CHAPTER 10

Page fourteen.

The dry, nasal scrape of the words was followed by the agonizingly slow rustle of sixty-pound bond paper being flipped over.

Everett sat at the head of the massive, twelve-foot mahogany dining table.

He didn't blink. He kept his spine perfectly straight, his shoulders squared in a posture of relaxed, unbothered executive control.

He watched the federal agent across from him drag a yellow highlighter across a line item on their joint bank statement.

The penthouse was suffocatingly quiet. It was past eleven at night.

Outside the floor-to-ceiling glass, the Chicago wind battered the high-rise, a heavy, rhythmic thud against the reinforced panes.

Inside, the air felt stripped of oxygen, replaced entirely by the sharp, acidic scent of cheap dry-cleaning fluid radiating off Officer Hawkins’ grey suit.

"Three thousand dollars transferred on the eighteenth," Hawkins muttered, the cap of his pen clicking against the polished wood. "From your primary investment account into the newly established joint checking."
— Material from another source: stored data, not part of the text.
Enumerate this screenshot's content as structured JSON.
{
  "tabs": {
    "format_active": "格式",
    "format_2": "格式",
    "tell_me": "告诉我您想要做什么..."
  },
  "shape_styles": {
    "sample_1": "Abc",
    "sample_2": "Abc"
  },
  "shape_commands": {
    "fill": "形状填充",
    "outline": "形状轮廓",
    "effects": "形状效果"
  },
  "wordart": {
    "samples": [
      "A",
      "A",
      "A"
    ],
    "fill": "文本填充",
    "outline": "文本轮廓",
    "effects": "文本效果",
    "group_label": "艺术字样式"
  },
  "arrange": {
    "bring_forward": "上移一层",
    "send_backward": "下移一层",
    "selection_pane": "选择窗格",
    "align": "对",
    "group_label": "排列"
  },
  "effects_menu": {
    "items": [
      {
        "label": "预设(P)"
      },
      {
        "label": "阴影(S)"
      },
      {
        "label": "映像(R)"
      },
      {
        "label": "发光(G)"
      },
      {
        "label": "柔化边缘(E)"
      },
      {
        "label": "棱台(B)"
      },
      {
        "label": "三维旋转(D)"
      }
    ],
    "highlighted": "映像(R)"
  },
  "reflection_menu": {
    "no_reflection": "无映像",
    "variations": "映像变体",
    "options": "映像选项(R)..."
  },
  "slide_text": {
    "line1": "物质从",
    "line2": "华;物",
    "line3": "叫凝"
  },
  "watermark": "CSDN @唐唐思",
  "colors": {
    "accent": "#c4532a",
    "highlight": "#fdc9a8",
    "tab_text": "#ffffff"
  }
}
"Routine household operational funds," Everett replied smoothly. His voice didn't rise above a low, conversational baseline. It carried the precise, aristocratic boredom he had spent years perfecting at his father’s corporate defense galas. "We are upgrading the security system in the west wing."

Hawkins didn't look up. He made a tight, jagged note in the margin of his leather-bound folder.

Everett’s right hand rested casually on the top of the table.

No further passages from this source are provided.